I costi sostenuti per la manutenzione del giardino e degli spazi verdi rappresentano una parte importante nel bilancio annuale delle spese affrontate per la gestione della propria abitazione.

Ma quanto costa la manutenzione di un giardino? La risposta a questa domanda che ci poniamo spesso non è semplice e raramente le persone sono in grado di fare una stima accurata.

Per questo, anche quest’anno, ho deciso di condividere la mia esperienza, analizzando i costi e gli interventi sostenuti per la gestione del giardino di casa.

Bilancio annuale delle spese per il giardino nel 2023

Come ogni anno, mi sono occupato personalmente della gestione del giardino di casa, comprensivo di prato, alberi e arbusti.

Dal bilancio sono escluse le spese affrontate per la potatura delle piante più grandi (operazioni delegate a professionisti dotati dell’attrezzatura necessaria) e per l’irrigazione (pur avendo misurato la quantità di acqua utilizzata, non voglio stimare i costi, dal momento che questi variano considerevolmente in base a modalità di gestione e tariffe locali e risulterebbero quindi poco significativi).

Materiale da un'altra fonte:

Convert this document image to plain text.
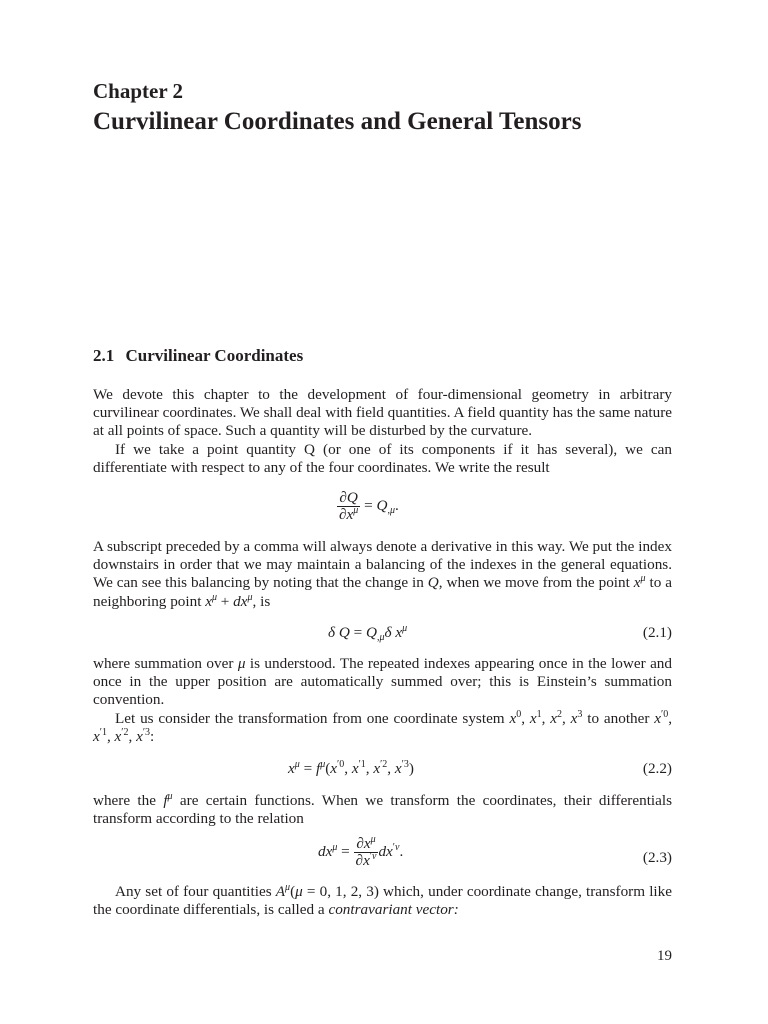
Chapter 2
Curvilinear Coordinates and General Tensors
2.1 Curvilinear Coordinates

We devote this chapter to the development of four-dimensional geometry in arbitrary curvilinear coordinates. We shall deal with field quantities. A field quantity has the same nature at all points of space. Such a quantity will be disturbed by the curvature.

If we take a point quantity Q (or one of its components if it has several), we can differentiate with respect to any of the four coordinates. We write the result

$\frac{\partial Q}{\partial x^\mu} = Q_{,\mu}$.

A subscript preceded by a comma will always denote a derivative in this way. We put the index downstairs in order that we may maintain a balancing of the indexes in the general equations. We can see this balancing by noting that the change in Q, when we move from the point $x^\mu$ to a neighboring point $x^\mu + dx^\mu$, is

δ $Q = Q_{,\mu}\delta$ $x^\mu$	(2.1)

where summation over μ is understood. The repeated indexes appearing once in the lower and once in the upper position are automatically summed over; this is Einstein’s summation convention.

Let us consider the transformation from one coordinate system $x^0$, $x^1$, $x^2$, $x^3$ to another $x^{'0}$, $x^{'1}$, $x^{'2}$, $x^{'3}$:

$x^\mu = f^\mu(x^{'0}$, $x^{'1}$, $x^{'2}$, $x^{'3}$)	(2.2)

where the $f^\mu$ are certain functions. When we transform the coordinates, their differentials transform according to the relation

$dx^\mu = \frac{\partial x^\mu}{\partial x^{'\nu}} dx^{'\nu}$.	(2.3)

Any set of four quantities $A^\mu(\mu = 0$, 1, 2, 3) which, under coordinate change, transform like the coordinate differentials, is called a contravariant vector:

19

Preciso inoltre che, essendo presenti soltanto alberi e arbusti completamente inglobati nel prato, non posizionati in zone dedicate e ben delimitate, anche per questi le concimazioni siano state soltanto quelle previste per il tappeto erboso (nessuna concimazione dedicata, dunque).

Avendo installato una centralina smart (dotata di software Hydrawise) accoppiata a misuratore di portata e stazione meteo locale, sono in grado di quantificare i litri di acqua erogati attraverso l’irrigazione e quelli precipitati durante l’anno mediante le piogge.

Il consumo di acqua è stato di circa 190 metri cubi (pari a 190.000 litri) mentre le precipitazioni totali, pari a circa 1350 mm (ossia 1350 litri/mq), hanno riversato sulla superficie verde della mia abitazione circa 340.000 litri).

Precipitazioni anno 2023
Precipitazioni 2023

Come si può vedere dal grafico, sebbene durante il 2023 la quantità totale di acqua piovana non sia stata bassa, il problema principale è stato rappresentato dalla distribuzione delle precipitazioni. Infatti, nonostante una primavera e un inizio estate tutto sommato generosi, nei momenti più caldi e critici (caratterizzati, per l’ennesima volta, da temperature record) si sono riscontrati periodi di siccità che hanno comunque richiesto una notevole integrazione di acqua mediante l’irrigazione, specialmente per le specie microterme meno resistenti come quelle da cui è composto il mio prato.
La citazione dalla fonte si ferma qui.